Francisco contou também como a comissão técnica conseguiu tomar as decisões corretas, que colocaram Rebeca no caminho da consagração olímpica. “Ela estava fazendo o salto com dupla e meia, mas estava tendo um desvio de direção no primeiro salto. A execução não estava compensando o salto. Foi muito tenso até tomarmos a decisão. No dia da competição, a Rebeca conseguiu treinar muito bem. Aí ela se manteve aquecida e conseguiu chegar a uma média de 15 pontos, que era o que precisava para ficar à frente das outras meninas. Foi uma emoção muito grande. Tenho certeza de que a grande união da Ginástica Brasileira é que proporcionou o nosso crescimento e fez a medalha acontecer”.

Marcos Goto

Na avaliação de Marcos Goto, treinador que orientou Arthur Zanetti ao longo de uma trajetória pontuada por duas medalhas olímpicas e quatro em Mundiais (um ouro e três pratas) e Coordenador da Seleção de Ginástica Artística Masculina, a experiência das 16 semanas com treinamento online engrandeceu todo o movimento da modalidade.

“Todos os treinadores do País participaram. Era treinamento o dia inteiro. Pela manhã, oferecíamos atividade para os juvenis e adultos e, à tarde, trabalhamos o infantil e pré-infantil. Chegamos a ter duzentas crianças num sábado à tarde treinando. Movimentamos treinadores do México, da Argentina, do Equador. A gente engrandeceu o esporte com nossa união. Conseguimos manter os atletas em forma e capacitar nossos treinadores”.

Goto considera natural o fato de o Brasil não ter conseguido uma medalha olímpica pela primeira vez depois de duas edições dos Jogos com muito sucesso (Londres-2012 e Rio-2016).

“Todo país passa por isso. Você consegue ficar em algumas Olimpíadas no pódio e depois tem uma baixa”.

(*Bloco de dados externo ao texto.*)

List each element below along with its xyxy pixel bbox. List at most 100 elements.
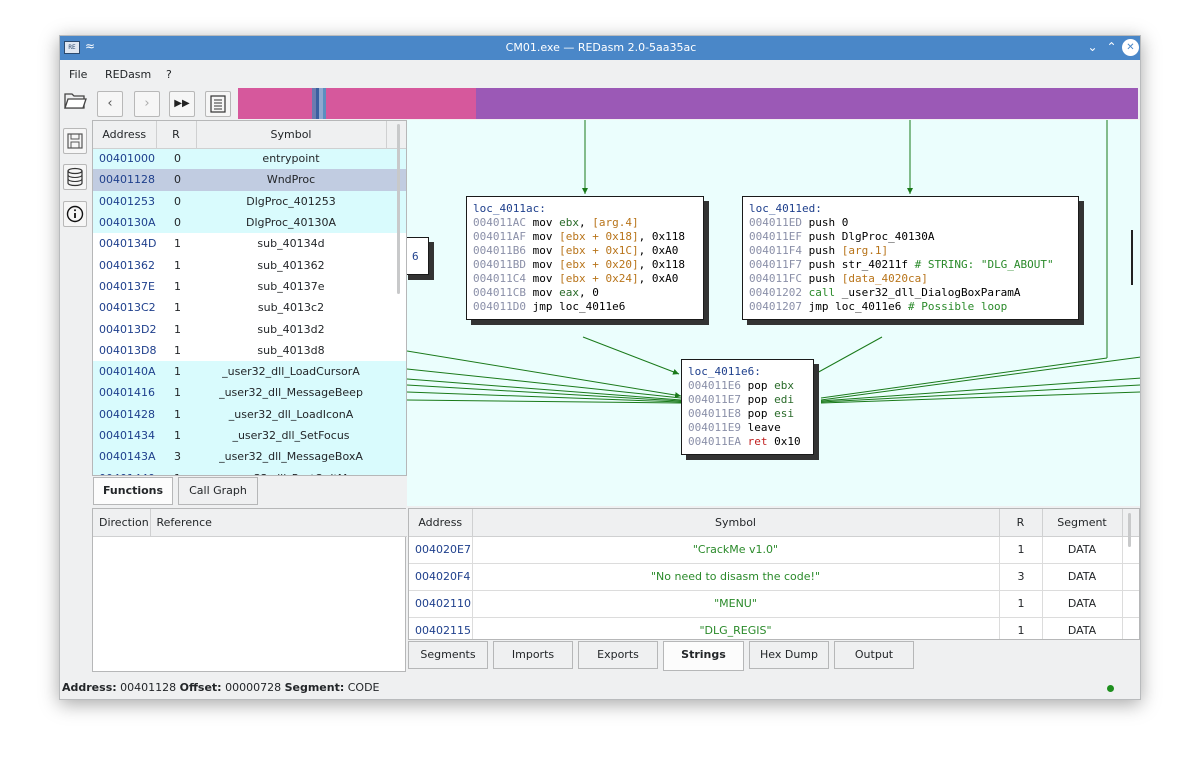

O experiente treinador destacou os frutos colhidos pelo Brasil em Tóquio. “Tivemos o Diogo Soares, um garoto de 18 anos, chegando a uma final no individual geral, o que foi uma felicidade muito grande. O Caio (Souza) conseguiu se classificar para duas finais (individual geral e salto). Foi o primeiro brasileiro também a ir a uma final de um aparelho que não era solo ou argolas. Nunca havíamos conseguido classificação para a final do salto. E o Arthur (Zanetti) estava no aparelho mais competitivo da Olimpíada. Competição acirradíssima, com notas de partidas muito altas. Com a classificação dele para a final, tirei um caminhão de pedras das minhas costas. O Nory infelizmente não pegou final, mas essa experiência serviu como um aprendizado muito grande”.

Marco Bortoleto

O coordenador da Comissão de Ciência Educação, o professor doutor Marco Antonio Coelho Bortoleto, arrematou a live com conclusões importantes a respeito do encontro com os três treinadores.

“Conseguimos ver que os atletas que estão competindo no alto nível são apenas a ponta de um iceberg cuja base é gigantesca. Vimos isso com os treinamentos on line, que reuniram centenas de participantes. Nossa força é muito maior quando caminhamos juntos”.

Bortoleto também destacou a capacidade de superação demonstrada pelos treinadores. “Precisamos de treinadores que se reinventem, e vocês mostraram que têm essa capacidade. Também chamou a atenção a interação entre as modalidades da ginástica, que vocês mencionaram. Quanto mais troca houver, melhor”.

Por fim, o professor agradeceu a quem acredita no trabalho da CBG. “É um projeto que demora para se materializar. Não é palpável num primeiro momento. Por isso, agradeço às Loterias Caixa por todo o apoio”.